Composer:  George Crumb

 

Title:  Music for a Summer Evening (Makrokosmos III)

 

Number of Players:  2 amplified pianists, 2 percussionists

  • 1. 3 Japanese temple bowls, largest possible tam-tam, small tam-tam, 2 maracas, glass wind chimes, large suspended cymbal, small suspended cymbal, detached cymbal with flattened dome (to be places on timpano membrane), claves, 3 wood blocks, sleigh bells, glockenspiel, large timpano, slide whistle (plastic preferred over metal), thunder sheet, 2 octaves of crotales (8 of which will be placed on the timpano and then back on their stand), well-rosined contrabass bow, quijada (jawbone of an ass – vibraslap may be substituted), African log drum, sizzle cymbal, bass drum (positioned on its side), 2 toms, sistrum, Tibetan prayer stones, bell tree, alto recorder, tubular bells (shared with percussion 2), xylophone (shared with percussion 2)
  • 2. Vibraphone, bamboo wind chimes, 5 temple bocks, sizzle cymbal, large suspended cymbal, slide whistle (plastic preferred over metal), well-rosined contrabass bow, large tam-tam, small tam-tam, 2 toms, jug (to be blown, Appalachian style), bongos, bell tree, 2 triangles (large and small), sleigh bells

 

Approx. length:  40 minutes

 

Composer’s Notes:

 

Music for a Summer Evening (Makrokosmos III), for two amplified pianos and percussion, was completed in February 1974. The work was commissioned by the Fromm Foundation and was written specifically for (and is dedicated to) Gilbert Kalish, James Freeman, Raymond DesRoches, and Richard Fitz. These four gifted performers premiered the work at Swarthmore College on March 30, 1974.

The combination of two pianos and percussion instruments was, of course, first formulated by Béla Bartók in his Sonata of 1937, and it is curious that other composers did not subsequently contribute to the genre. Bartók was one of the very first composers to write truly expressive passages for the percussion instruments; since those days there has been a veritable revolution in percussion technique and idiom and new music has inevitably assimilated these developments. The battery of percussion instruments required for Summer Evening is extensive and includes vibraphone, xylophone, glockenspiel, tubular bells, crotales (antique cymbals), bell tree, claves, maracas, sleighbells, wood blocks and temple blocks, triangles, and several varieties of drums, tam-tams, and cymbals.
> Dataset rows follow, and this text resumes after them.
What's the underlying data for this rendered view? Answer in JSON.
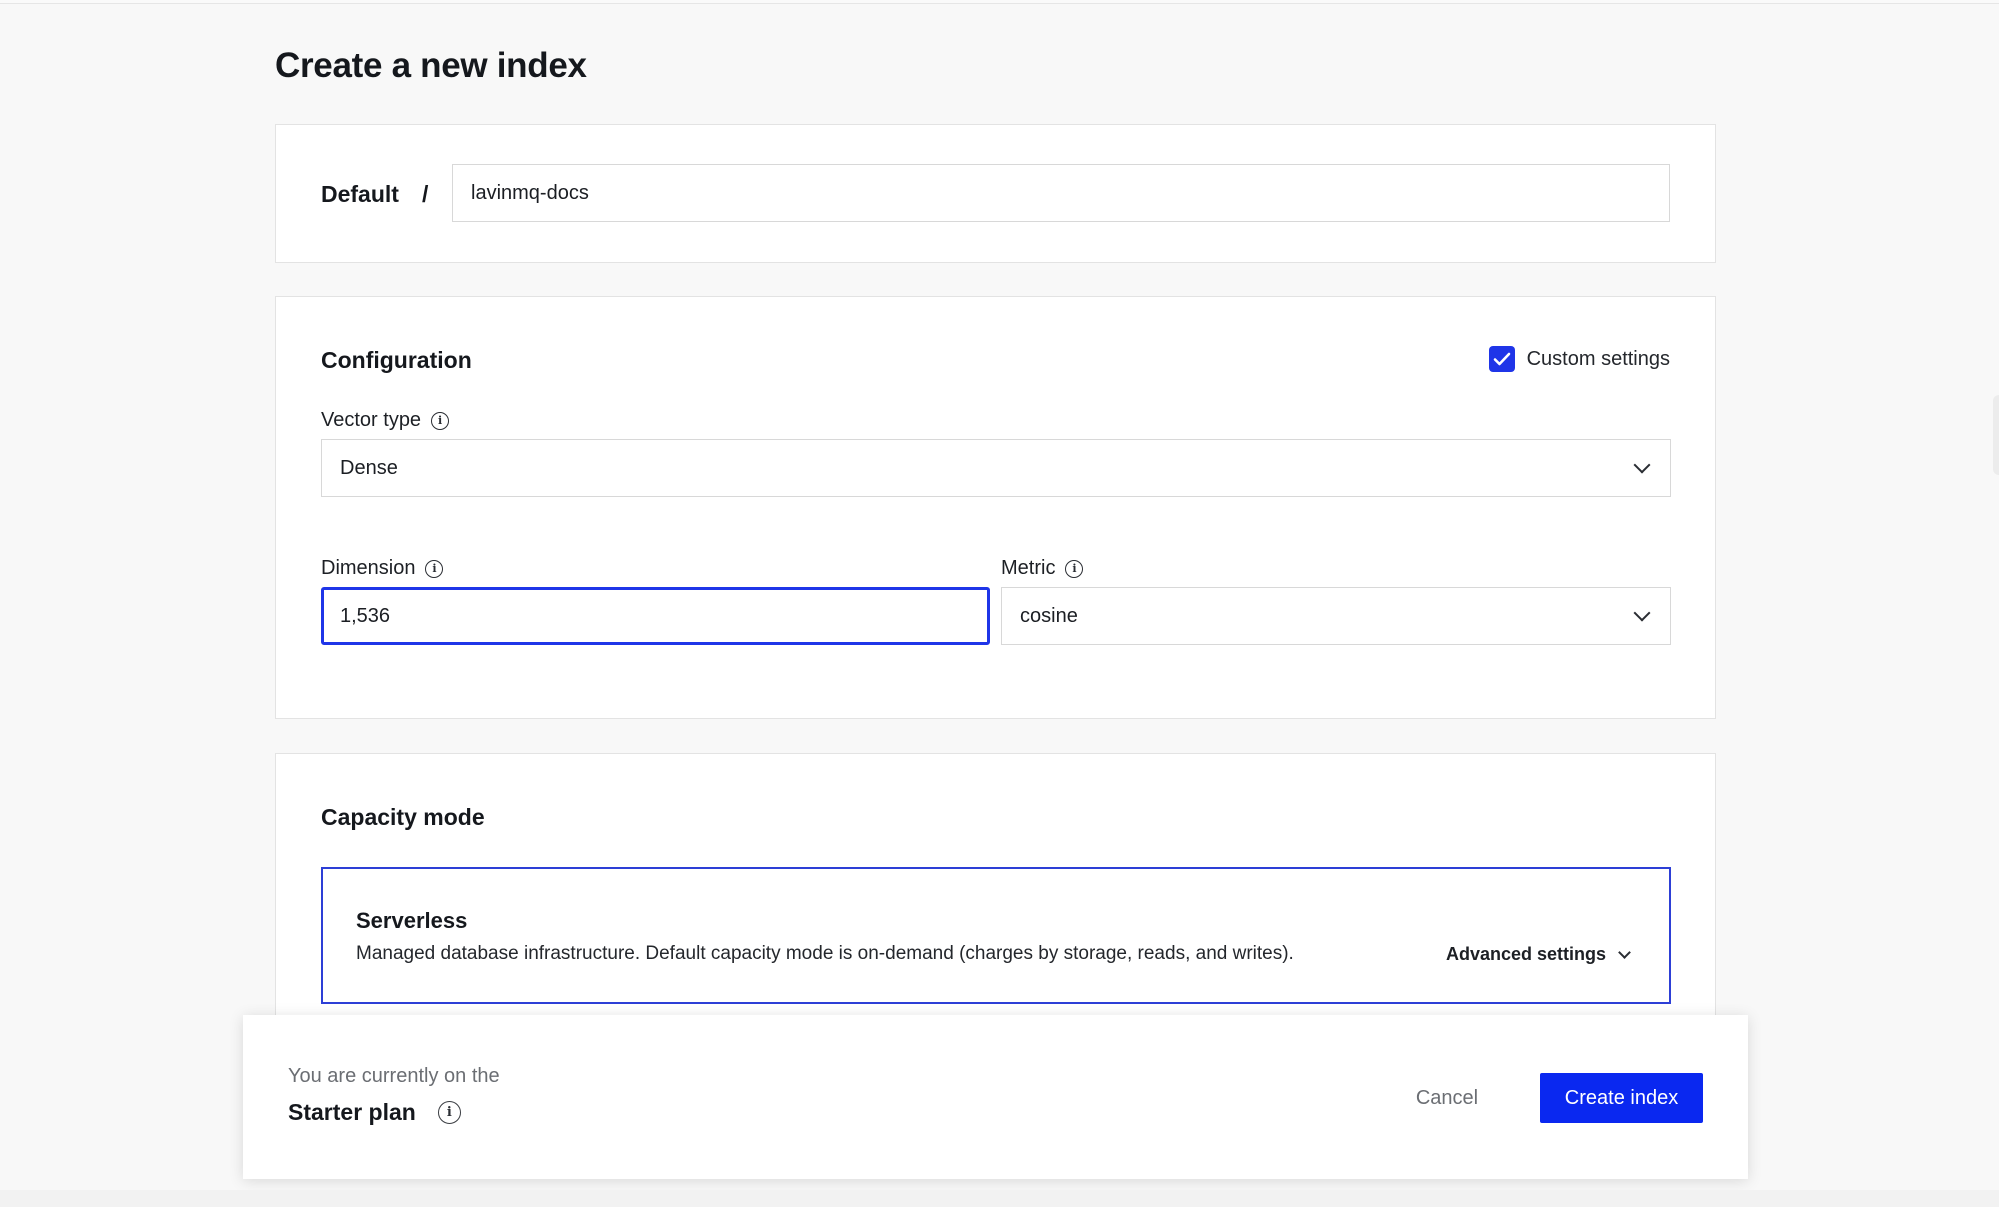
{
  "page": {
    "title": "Create a new index"
  },
  "name_card": {
    "namespace": "Default",
    "separator": "/",
    "index_name": "lavinmq-docs"
  },
  "configuration": {
    "title": "Configuration",
    "custom_settings_label": "Custom settings",
    "custom_settings_checked": true,
    "vector_type": {
      "label": "Vector type",
      "value": "Dense",
      "icon": "info-icon"
    },
    "dimension": {
      "label": "Dimension",
      "value": "1,536",
      "icon": "info-icon"
    },
    "metric": {
      "label": "Metric",
      "value": "cosine",
      "icon": "info-icon"
    }
  },
  "capacity": {
    "title": "Capacity mode",
    "serverless": {
      "title": "Serverless",
      "description": "Managed database infrastructure. Default capacity mode is on-demand (charges by storage, reads, and writes).",
      "advanced_label": "Advanced settings"
    }
  },
  "footer": {
    "plan_prefix": "You are currently on the",
    "plan_name": "Starter plan",
    "cancel_label": "Cancel",
    "create_label": "Create index"
  },
  "colors": {
    "accent": "#0a28f0",
    "page_background": "#f8f8f8",
    "card_background": "#ffffff"
  }
}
Certain rather exotic (and in some cases, quite ancient) instruments are occasionally employed for their special timbral characteristics, for example: two slide-whistles (in “Wanderer-Fantasy”); a metal thunder-sheet (in “The Advent”); African log drum, quijada del asino (jawbone of an ass), sistrum, Tibetan prayer stones, musical jug, alto recorder, and, in “Myth”, African thumb piano and guiro (played by the pianists). Some of the more ethereal sounds of Summer Evening are produced by drawing a contrabass bow over tam-tams, crotales, and vibraphone plates. This kaleidoscopic range of percussion timbre is integrated with a great variety of special sounds produced by the pianists. In “Music of the Starry Night”, for example, the piano strings are covered with sheets of paper, thereby producing a rather surrealistic distortion of the piano tone when the keys are struck.

As in several of my other works, the musical fabric of Summer Evening results largely from the elaboration of tiny cells into a sort of mosaic design. This time-hallowed technique seems to function in much new music, irrespective of style, as a primary structural modus. In its overall style, Summer Evening might be described as either more or less atonal, or more or less tonal. The more overtly tonal passages can be defined in terms of the basic polarity F#-D# minor (or, enharmonically, Gb-Eb minor). This (most traditional) polarity is twice stated in “The Advent” — in the opening crescendo passages (“majestic, like a larger rhythm of nature”), and in the concluding “Hymn for the Nativity of the Star-Child”. It is stated once again in “Music of the Starry Night”, with the quotation of passages from Bach’s D# minor fugue (Well-tempered Clavier, Book II) and a concluding “Song of Reconciliation” in Gb (overlaid by an intermittently resounding “Fivefold Galactic Bells” in F#). One other structural device which the astute listener may perceive is the isorhythmic construction of “Myth”, which consists of simultaneously performed taleas of 13, 7, and 11 bars.

I feel that Summer Evening projects a clearly articulated large expressive curve over its approximately 40-minute duration. The first, third, and fifth movements, which are scored for the full ensemble of instruments and laid out on a large scale, would seem to define the primary import of the work (which might be interpreted as a kind of “cosmic drama”). On the other hand, “Wanderer Fantasy” (mostly for the two pianos alone) and the somewhat atavistic “Myth” (for percussion instruments) were conceived of as dream-like pieces functioning as intermezzos within the overall sequence of movements.